Si Alstom et Schneider Electric ont proposé une valeur d'entreprise de 4 milliards d'euros pour Areva T&D (environ 8 fois l'Ebitda attendu cette année), l'impact de financement direct du rachat se limitera à 3,3 milliards d'euros (2,29 milliards de valeur des capitaux et 1,05 milliard de reprise de dette).

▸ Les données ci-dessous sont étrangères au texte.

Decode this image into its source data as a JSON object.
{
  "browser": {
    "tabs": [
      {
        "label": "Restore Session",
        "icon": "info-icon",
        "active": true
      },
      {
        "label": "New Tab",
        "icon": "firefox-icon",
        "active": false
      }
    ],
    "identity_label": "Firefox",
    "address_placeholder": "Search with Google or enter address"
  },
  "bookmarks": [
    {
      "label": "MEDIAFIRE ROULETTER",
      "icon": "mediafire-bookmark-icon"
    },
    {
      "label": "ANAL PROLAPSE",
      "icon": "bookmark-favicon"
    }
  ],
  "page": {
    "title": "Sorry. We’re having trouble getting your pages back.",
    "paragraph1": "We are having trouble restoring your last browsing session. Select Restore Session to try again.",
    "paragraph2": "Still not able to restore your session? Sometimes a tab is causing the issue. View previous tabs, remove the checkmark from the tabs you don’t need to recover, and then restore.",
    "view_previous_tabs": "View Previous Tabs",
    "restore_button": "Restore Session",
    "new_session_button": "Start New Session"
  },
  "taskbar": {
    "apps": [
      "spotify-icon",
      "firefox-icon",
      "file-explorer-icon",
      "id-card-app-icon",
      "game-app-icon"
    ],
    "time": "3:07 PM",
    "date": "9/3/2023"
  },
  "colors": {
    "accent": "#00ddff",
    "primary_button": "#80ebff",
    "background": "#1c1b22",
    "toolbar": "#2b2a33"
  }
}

Le complément, comme l'ont détaillé les deux acquéreurs, se compose de quelque 200 millions de transfert d'engagements retraite et d'une enveloppe de 400 millions environ consacrée à l'éventuel rachat des minoritaires d'Areva T&D. Car T&D n'est pas propriétaire à 100% de toutes ses installations. Il a une filiale cotée en Inde dont le flottant est de 32,74%. Il a aussi deux coentreprises à 50/50 en Chine et en Indonésie. Des positions minoritaires qui ont représenté 8% de l'Ebitda en 2008.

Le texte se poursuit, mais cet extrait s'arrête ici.